I've recieved several comments from people who've heard Rob and I interviewed on The Story, on NPR. The comment I hear the most is "how can you be a pacifistic military wife?" The reality is that most people don't understand what true pacifism means. It does NOT mean believing in a utopian ideal where no one ever fights or experiences conflict. But rather a commitment to approaching conflict from a different perspective: one of mutual cooperation and respect. As Jonathon Larson said, "the opposite of War isn't Peace...it's Creation." I struggle every day to overcome my reactive nature (see my first post "Welcome to my Nightmare") and respond to life affirmatively and peacefully. A part of this process is working actively for organizations that promote peaceful ideals. One of these organizations, Military Families Speak Out, was linked by The Story's website. But there's another one I want people to be aware of, called Motive: PEACE. Rob and I sit on the Board of Directors and we strongly support the mission of this non-profit: to lift up the worth and value of peace, one action at a time. Check it out at www.motivepeace.org and then let me know what you think. I encourage you to get involved in your own community, and inspire creative, non-violent response to conflict within your neighborhood and yourself.

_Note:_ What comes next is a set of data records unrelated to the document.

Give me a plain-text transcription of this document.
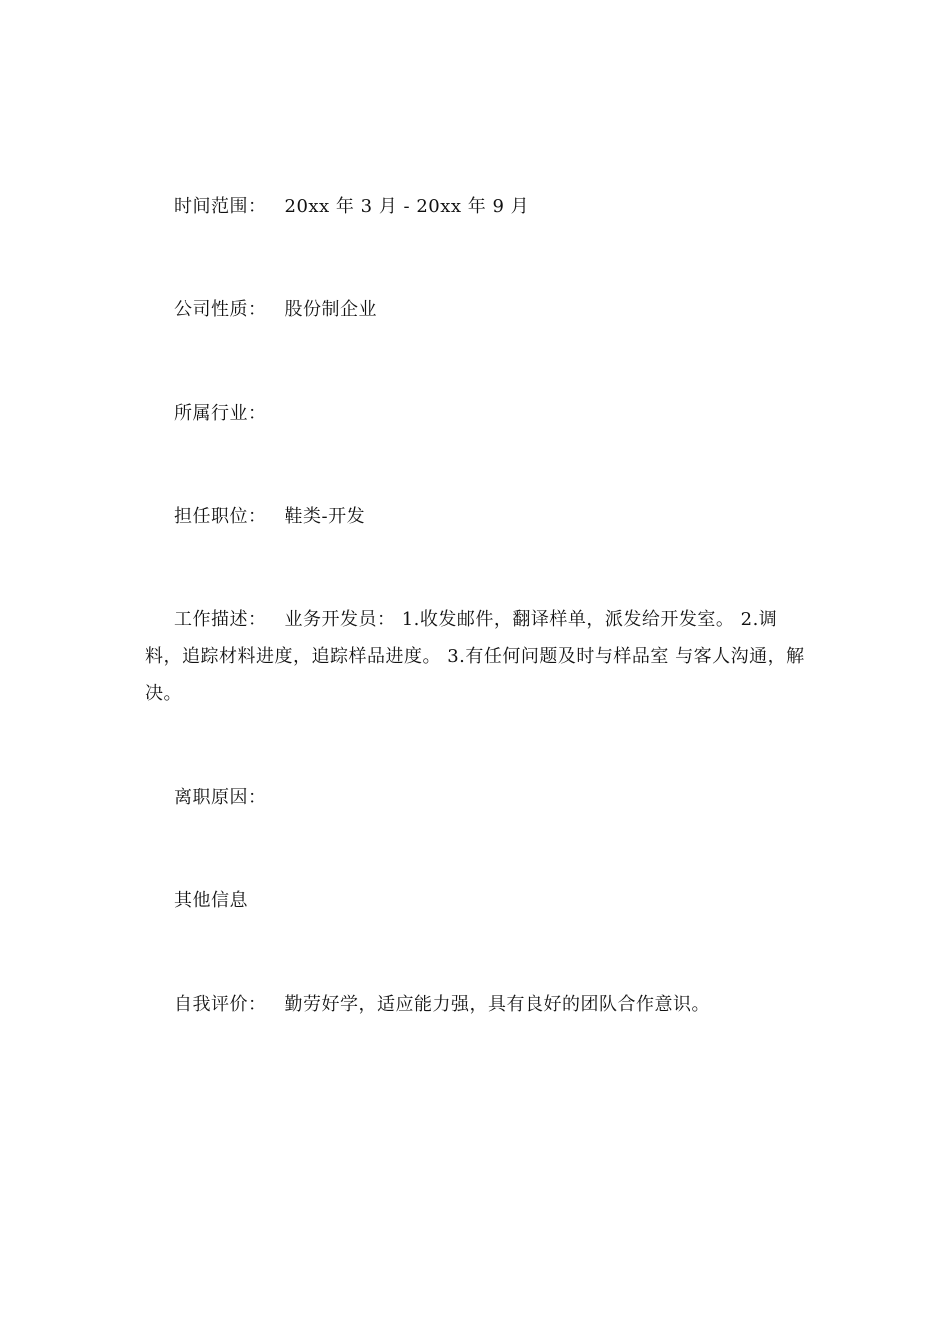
时间范围： 20xx 年 3 月 - 20xx 年 9 月
公司性质： 股份制企业
所属行业：
担任职位： 鞋类-开发
工作描述： 业务开发员： 1.收发邮件，翻译样单，派发给开发室。 2.调料，追踪材料进度，追踪样品进度。 3.有任何问题及时与样品室 与客人沟通，解决。
离职原因：
其他信息
自我评价： 勤劳好学，适应能力强，具有良好的团队合作意识。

Saturday, January 06, 2007

Three Thousand Faces....And Counting.

http://www.nytimes.com/ref/us/20061228_3000FACES_TAB1.html

Monsoon Season

Staring at the ceiling at three a.m., my mind races with the events of the past and next few days. I consider caffeine, but decide against, since those few hours of sleep that come (eventually) are precious. I am hyper-vigilant, unwilling to sacrifice the remaining hours before he leaves to something as trivial as rest…even when that rest brings blessed release from the anxiety that rests in the pit of my stomach like an ulcer. Rob came home in beige today, instead of the usual green; and I was completely unprepared for the sight. Everything is real now. My period of acceptable denial is over, and today I have to face the fact that he leaves- soon. I am not okay with this.
This is a funny statement for me to make, so pouty and irrelevant. We were interviewed by NPR the other day, and at one point I found myself saying it over and over “I am NOT okay with this!” as if my cooperation or willingness to send him away again matters in the long run. It’s cute how I think I have a voice, sometimes. When mostly, I am screaming against the howling wind. I have been able to put on a brave face this time; and I think he’s been reassured by this. No spontaneous bursts of crying, no morbid, overly romantic mooning. I’ve been remarkably stoic, actually. Which is wonderfully calming to everyone who doesn’t live inside my body. On the inside, I’m in great pain- both physical and emotional. Tied in knots, it hurts to breathe, and I feel as if I have electrical currents running through my head and arms. But I’m holding up remarkably well, to look at me.
I have coped with this whole process by mentally spending the money I know is coming in. I want to bring our bills current, pay down our credit cards, take Rory and Rachel to Disney. I want a new front door and a home security system. All of it, the bills and the Brinks, adds up to the same thing that I don’t have and can’t buy: I want to feel safe. But that’s not possible with my husband away. It’s a matter of hours now, and I'm not ready to let him go. Tomorrow I’ll get the taxes done, send a copy of his orders to our mortgage company, and pretend to smile again.
Tonight though, while he's asleep, I brace for the coming storm.